Emily Lauten is a graduate student at American University studying Public Communication. She works as an Advocacy and Communications Intern at Arogya World. A native Chicagoan and ardent White Sox fan, she is currently based in Washington, DC.
I’m 22. I don’t pay for my own health insurance. I don’t know anyone my age with diabetes. Or heart disease. Or even cancer for that matter. I’m too young to see the physical, aesthetic ramifications of sitting out in the sun too long and haven’t yet felt the results of too much red meat and fried food. I’ll admit it. I’ve been extraordinarily lucky.
It’s not that I don’t think that chronic disease could happen to me. It’s just that I don’t think about it at all. And in this lies the very problem.
I’ll have a master’s degree in August, but before a couple of months ago, I could not have told you what a non-communicable disease is. Non-communicable diseases, for those readers like me, encompass cardiovascular disease, cancers, chronic-respiratory diseases, and diabetes. I couldn’t have told you what it is, and I certainly didn’t know that NCDs cause two out of every three deaths globally.
By 2030, non-communicable diseases will cause five times as many deaths as HIV/AIDS, TB, and Malaria COMBINED. With numbers so staggering how could I not have known?
But learning what NCDs are was only the beginning of my journey. As a communications intern for Arogya World, I began to delve into the research trying to piece together the implications of NCDs. And what I learned is troublesome.
When 80% of deaths from NCDs occur in developing countries, there is a problem.
When middle-aged adults in low and middle income countries develop disease at younger ages, suffer longer, and die sooner than those in high income countries, there is a problem.
And what is most frustrating is that the large majority of NCDs can be prevented. Diet and exercise are major contributors to the development of these diseases. Implementation of tobacco control strategies can prevent 5.5 million deaths per year, and salt reduction can prevent 8.5 million deaths at a cost of about 20 cents per person per year in China and India. 8.5 million is roughly the population of New York City. If these kinds of numbers were happening the U.S. it would be called a tragedy, an epidemic. But its not happening here, and it’s not close to making the front page.

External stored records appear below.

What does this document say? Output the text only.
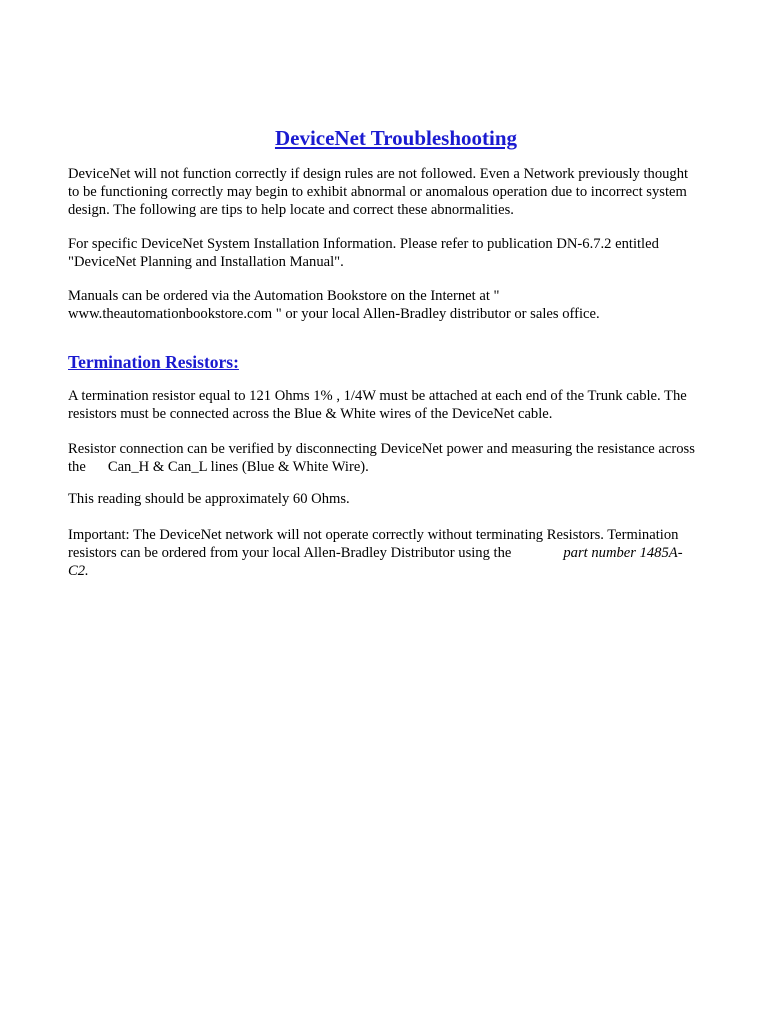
DeviceNet Troubleshooting

DeviceNet will not function correctly if design rules are not followed. Even a Network previously thought
to be functioning correctly may begin to exhibit abnormal or anomalous operation due to incorrect system
design. The following are tips to help locate and correct these abnormalities.

For specific DeviceNet System Installation Information. Please refer to publication DN-6.7.2 entitled
"DeviceNet Planning and Installation Manual".

Manuals can be ordered via the Automation Bookstore on the Internet at "
www.theautomationbookstore.com " or your local Allen-Bradley distributor or sales office.

Termination Resistors:

A termination resistor equal to 121 Ohms 1% , 1/4W must be attached at each end of the Trunk cable. The
resistors must be connected across the Blue & White wires of the DeviceNet cable.

Resistor connection can be verified by disconnecting DeviceNet power and measuring the resistance across
the Can_H & Can_L lines (Blue & White Wire).

This reading should be approximately 60 Ohms.

Important: The DeviceNet network will not operate correctly without terminating Resistors. Termination
resistors can be ordered from your local Allen-Bradley Distributor using the	part number 1485A-
C2.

When was the last time you dropped a quarter walking down the street and didn’t bother to pick it up? It was just a quarter, nothing to worry about. But that same quarter is the difference between life and death for someone in a low-income country.
People are dying from illness that could have been stopped. This is a problem.
Non-communicable diseases are radically shaping and stratifying the global population. And I simply didn’t know.
Health shouldn’t be something that money determines. The fortune or misfortune of where a person is born shouldn’t be an automatic death sentence before the age of 30 or a diabetes diagnosis in one’s early 20s.
Health equity matters.
Global non-communicable disease prevention matters.
A few months ago, I wasn’t apathetic. I was just uninformed. But now I know, and so do you. So what are we going to do about it?